A conclusão operacional para o responsável pelo tratamento não é alarmista, mas fria: a decisão sobre como se gere a comunicação com clientes hoje é avaliada contra a capacidade inspetora do ano em que chegue a inspeção, não contra a atual. E essa capacidade será, em prazos razoáveis, substancialmente diferente da de hoje. Quem comece a fazer as coisas bem hoje não estará em regra apenas a partir de hoje: o rastro gerado a partir deste momento será coerente com a normativa, e isso protege retroativamente o tramo que vem. Quem continuar como até agora estará a acumular rastro auditável cuja conformidade será avaliada contra os padrões — e os recursos — dos próximos anos.
O que muda com uma arquitetura diferente
Existem alternativas técnicas em que os dados não são armazenados em infraestrutura de terceiros, mas viajam diretamente do dispositivo do emissor para o do recetor. Nessa arquitetura, o cumprimento do RGPD relativamente a transferências internacionais não depende de cláusulas contratuais-tipo, nem da boa vontade do fornecedor, nem de auditorias futuras. Depende de que não há transferência. E o que não existe não se pode incumprir.
Esta não é uma solução exclusiva nem a única possível. Mas é estruturalmente diferente, e o cumprimento normativo deixa de ser um anexo procedimental para se tornar uma consequência direta do design. Para um profissional que leva a sério a sua responsabilidade como responsável pelo tratamento, essa diferença importa.

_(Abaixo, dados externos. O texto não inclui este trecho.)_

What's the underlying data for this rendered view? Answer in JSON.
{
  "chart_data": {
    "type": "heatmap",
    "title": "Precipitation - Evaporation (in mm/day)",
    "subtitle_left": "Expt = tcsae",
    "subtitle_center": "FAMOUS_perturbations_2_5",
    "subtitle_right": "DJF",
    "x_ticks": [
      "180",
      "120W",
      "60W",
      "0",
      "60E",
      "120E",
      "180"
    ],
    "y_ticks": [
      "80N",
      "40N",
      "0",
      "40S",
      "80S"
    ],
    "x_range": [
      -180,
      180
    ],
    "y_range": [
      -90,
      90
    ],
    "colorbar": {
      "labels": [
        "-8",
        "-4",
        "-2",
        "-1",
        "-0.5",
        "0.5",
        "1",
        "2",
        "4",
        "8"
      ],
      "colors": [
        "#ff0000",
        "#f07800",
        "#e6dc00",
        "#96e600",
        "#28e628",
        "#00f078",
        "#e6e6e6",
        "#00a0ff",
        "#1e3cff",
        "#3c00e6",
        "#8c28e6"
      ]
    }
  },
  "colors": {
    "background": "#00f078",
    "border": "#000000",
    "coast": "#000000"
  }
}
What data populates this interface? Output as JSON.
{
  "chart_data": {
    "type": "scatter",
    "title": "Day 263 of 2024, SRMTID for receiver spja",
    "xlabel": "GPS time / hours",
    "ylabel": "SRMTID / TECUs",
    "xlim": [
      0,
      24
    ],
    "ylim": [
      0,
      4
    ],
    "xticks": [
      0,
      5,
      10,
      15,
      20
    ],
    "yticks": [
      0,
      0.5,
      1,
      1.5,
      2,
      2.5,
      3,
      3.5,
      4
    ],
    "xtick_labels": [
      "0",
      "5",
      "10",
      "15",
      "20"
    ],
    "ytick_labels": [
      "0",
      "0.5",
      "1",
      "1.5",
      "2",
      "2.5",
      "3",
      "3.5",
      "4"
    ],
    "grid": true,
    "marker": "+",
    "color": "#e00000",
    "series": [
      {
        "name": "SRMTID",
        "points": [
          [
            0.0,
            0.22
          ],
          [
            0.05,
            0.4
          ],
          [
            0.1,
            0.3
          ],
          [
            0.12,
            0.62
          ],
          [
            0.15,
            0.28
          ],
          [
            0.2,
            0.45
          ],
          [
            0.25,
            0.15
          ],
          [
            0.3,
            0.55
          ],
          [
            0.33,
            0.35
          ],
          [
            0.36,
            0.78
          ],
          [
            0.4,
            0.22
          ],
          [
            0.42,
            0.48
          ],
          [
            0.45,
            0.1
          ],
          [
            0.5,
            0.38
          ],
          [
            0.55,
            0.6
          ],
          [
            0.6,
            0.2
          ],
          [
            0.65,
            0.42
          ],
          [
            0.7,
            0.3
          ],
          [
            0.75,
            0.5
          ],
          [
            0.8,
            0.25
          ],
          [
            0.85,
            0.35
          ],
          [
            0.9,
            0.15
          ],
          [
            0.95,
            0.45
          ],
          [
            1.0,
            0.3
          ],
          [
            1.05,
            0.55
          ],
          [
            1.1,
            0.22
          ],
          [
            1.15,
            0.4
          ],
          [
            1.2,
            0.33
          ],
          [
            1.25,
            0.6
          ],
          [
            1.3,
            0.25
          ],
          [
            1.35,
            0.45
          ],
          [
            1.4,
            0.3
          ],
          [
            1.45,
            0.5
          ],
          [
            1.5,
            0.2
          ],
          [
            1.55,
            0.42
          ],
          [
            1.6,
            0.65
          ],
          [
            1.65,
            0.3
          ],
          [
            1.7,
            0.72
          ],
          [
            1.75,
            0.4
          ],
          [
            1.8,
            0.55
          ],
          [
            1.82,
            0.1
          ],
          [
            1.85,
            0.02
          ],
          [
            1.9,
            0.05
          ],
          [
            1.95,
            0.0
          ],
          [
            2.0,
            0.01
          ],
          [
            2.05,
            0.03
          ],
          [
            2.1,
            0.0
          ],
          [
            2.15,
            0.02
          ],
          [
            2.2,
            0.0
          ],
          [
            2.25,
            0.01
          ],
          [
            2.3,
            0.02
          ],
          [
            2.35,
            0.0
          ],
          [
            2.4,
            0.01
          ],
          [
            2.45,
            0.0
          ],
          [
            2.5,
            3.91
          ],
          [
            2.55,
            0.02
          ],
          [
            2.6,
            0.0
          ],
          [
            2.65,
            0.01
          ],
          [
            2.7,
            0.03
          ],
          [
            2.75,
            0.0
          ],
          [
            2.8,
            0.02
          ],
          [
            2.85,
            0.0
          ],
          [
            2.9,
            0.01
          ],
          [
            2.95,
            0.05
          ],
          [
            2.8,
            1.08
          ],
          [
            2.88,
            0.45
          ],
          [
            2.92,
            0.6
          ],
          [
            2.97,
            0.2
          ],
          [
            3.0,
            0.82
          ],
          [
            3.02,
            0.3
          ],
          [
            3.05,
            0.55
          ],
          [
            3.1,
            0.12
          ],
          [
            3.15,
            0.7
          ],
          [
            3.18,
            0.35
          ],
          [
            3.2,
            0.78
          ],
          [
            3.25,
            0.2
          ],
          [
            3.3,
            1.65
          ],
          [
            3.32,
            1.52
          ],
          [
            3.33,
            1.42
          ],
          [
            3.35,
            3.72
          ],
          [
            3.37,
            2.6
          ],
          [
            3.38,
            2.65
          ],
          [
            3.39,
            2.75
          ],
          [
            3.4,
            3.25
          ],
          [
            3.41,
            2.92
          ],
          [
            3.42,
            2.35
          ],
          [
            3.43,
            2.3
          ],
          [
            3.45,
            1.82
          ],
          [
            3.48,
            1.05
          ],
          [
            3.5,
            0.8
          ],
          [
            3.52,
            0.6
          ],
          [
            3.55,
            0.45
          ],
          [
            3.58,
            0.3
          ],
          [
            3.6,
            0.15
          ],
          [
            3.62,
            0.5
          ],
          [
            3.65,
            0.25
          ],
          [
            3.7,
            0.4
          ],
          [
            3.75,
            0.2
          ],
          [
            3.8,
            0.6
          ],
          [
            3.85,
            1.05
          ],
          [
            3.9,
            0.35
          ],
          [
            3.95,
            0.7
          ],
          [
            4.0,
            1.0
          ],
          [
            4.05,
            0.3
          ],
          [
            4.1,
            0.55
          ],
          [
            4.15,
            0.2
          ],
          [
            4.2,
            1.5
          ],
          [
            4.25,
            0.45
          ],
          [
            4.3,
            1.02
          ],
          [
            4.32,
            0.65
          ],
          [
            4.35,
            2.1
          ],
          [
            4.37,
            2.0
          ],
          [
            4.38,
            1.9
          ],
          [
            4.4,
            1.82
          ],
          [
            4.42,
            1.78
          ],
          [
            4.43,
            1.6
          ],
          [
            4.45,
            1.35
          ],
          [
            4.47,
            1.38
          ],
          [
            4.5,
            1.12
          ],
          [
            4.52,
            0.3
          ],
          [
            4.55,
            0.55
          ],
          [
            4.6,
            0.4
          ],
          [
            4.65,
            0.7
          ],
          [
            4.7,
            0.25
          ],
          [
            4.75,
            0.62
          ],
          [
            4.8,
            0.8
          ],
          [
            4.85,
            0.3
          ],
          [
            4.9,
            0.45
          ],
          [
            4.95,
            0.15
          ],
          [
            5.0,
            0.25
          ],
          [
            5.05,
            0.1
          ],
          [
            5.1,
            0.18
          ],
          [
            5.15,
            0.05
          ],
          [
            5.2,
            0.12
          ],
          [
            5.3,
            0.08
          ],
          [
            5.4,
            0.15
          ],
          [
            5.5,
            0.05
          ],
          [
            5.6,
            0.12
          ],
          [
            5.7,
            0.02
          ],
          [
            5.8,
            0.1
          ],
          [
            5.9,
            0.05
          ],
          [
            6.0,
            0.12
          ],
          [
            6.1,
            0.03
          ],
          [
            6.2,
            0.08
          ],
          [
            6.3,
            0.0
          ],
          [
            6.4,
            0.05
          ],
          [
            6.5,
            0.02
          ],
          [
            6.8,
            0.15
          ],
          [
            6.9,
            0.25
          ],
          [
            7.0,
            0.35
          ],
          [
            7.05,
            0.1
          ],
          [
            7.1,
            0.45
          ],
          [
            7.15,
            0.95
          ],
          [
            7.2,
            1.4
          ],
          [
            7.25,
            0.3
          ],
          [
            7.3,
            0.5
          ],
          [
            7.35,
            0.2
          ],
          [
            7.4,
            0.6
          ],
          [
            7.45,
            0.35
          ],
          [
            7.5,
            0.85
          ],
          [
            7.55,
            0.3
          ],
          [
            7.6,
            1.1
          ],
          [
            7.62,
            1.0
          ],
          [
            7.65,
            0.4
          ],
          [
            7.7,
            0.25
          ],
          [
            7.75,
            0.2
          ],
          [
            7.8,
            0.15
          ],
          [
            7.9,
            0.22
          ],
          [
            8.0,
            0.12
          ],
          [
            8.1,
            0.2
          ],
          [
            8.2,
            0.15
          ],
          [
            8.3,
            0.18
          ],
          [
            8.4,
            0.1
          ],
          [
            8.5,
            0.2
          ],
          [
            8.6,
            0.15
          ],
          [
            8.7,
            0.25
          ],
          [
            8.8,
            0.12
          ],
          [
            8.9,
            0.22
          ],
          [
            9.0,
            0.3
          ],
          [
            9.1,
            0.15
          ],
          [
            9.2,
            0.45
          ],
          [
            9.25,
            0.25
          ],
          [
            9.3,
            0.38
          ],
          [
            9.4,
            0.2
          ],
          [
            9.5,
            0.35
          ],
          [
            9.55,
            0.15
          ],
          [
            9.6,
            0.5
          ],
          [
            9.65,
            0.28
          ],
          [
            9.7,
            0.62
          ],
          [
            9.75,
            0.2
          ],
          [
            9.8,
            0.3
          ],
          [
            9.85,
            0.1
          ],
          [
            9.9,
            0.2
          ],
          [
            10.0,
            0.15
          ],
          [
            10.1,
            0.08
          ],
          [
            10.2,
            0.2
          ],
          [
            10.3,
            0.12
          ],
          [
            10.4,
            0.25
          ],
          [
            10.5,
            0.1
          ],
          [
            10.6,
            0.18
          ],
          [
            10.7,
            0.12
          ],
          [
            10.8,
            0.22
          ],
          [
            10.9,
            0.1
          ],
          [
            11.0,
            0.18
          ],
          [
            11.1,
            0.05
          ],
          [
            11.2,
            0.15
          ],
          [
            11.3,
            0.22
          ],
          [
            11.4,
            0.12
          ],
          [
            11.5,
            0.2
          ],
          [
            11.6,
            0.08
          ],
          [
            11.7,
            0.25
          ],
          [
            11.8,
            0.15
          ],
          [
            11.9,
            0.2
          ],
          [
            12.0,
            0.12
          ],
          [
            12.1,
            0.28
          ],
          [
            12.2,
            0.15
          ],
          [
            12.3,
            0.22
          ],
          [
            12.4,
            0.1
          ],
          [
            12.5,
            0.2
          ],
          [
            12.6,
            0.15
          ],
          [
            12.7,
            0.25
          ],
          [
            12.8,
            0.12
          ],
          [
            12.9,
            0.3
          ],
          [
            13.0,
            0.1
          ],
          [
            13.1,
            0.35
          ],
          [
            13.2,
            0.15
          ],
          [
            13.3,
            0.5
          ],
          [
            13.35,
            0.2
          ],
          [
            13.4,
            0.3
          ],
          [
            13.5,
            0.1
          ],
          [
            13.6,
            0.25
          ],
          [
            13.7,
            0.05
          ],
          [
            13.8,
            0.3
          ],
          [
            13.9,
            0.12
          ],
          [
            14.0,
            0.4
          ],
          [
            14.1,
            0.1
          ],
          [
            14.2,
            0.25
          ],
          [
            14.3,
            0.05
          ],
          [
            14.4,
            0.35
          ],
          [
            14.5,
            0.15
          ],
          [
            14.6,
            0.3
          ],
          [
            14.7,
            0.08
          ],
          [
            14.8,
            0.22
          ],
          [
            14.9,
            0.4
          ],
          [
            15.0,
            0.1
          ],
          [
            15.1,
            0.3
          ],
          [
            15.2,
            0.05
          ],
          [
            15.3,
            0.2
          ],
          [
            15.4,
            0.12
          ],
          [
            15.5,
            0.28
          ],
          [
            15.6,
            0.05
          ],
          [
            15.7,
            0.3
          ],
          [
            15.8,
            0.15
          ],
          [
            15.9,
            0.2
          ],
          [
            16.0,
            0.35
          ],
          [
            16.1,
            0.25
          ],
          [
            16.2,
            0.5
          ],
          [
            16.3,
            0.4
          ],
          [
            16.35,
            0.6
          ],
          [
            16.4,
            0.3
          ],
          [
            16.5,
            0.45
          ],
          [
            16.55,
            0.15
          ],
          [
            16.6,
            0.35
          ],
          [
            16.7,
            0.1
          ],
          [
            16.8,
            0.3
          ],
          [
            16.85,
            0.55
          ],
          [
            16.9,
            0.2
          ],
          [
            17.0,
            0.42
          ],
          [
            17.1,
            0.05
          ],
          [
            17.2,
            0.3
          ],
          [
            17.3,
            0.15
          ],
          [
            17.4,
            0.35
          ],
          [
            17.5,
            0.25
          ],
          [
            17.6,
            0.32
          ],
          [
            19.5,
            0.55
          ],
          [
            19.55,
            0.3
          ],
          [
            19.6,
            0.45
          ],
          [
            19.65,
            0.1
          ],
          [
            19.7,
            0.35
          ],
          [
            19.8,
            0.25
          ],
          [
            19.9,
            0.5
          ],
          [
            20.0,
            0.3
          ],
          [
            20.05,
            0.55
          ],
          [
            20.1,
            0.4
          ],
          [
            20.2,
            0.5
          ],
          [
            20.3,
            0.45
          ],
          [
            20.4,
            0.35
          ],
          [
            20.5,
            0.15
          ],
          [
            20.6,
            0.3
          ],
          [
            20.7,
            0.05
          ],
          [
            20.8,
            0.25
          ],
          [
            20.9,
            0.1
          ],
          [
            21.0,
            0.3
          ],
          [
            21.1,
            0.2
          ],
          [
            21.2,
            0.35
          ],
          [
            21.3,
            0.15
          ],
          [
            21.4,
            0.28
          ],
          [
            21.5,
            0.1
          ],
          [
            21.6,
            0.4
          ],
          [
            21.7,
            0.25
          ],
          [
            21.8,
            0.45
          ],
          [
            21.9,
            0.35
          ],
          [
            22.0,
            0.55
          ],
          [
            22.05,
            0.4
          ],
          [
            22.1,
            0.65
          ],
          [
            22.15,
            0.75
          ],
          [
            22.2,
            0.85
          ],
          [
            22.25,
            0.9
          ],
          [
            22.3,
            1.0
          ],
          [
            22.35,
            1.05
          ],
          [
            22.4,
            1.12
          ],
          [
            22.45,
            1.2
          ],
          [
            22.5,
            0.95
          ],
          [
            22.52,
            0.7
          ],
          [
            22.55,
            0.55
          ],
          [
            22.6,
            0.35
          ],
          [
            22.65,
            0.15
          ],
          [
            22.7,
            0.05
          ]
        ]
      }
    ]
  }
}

A próxima edição de Cuadernos analisará em detalhe o acórdão Schrems II e as suas implicações práticas para empresas pequenas e médias que dependem de serviços cloud norte-americanos, cinco anos após a sua publicação.
Fontes e quadro normativo
- Regulamento UE 2016/679 (RGPD), especialmente capítulo V sobre transferências internacionais.
- Acórdão do TJUE C-311/18 ("Schrems II"), 16 de julho de 2020.
- EDPB — Recomendações 01/2020 sobre medidas que complementam os instrumentos de transferência.
- Agências de proteção de dados — Relatórios anuais com casuística de sanções por uso indevido de mensagens instantâneas em ambientes profissionais.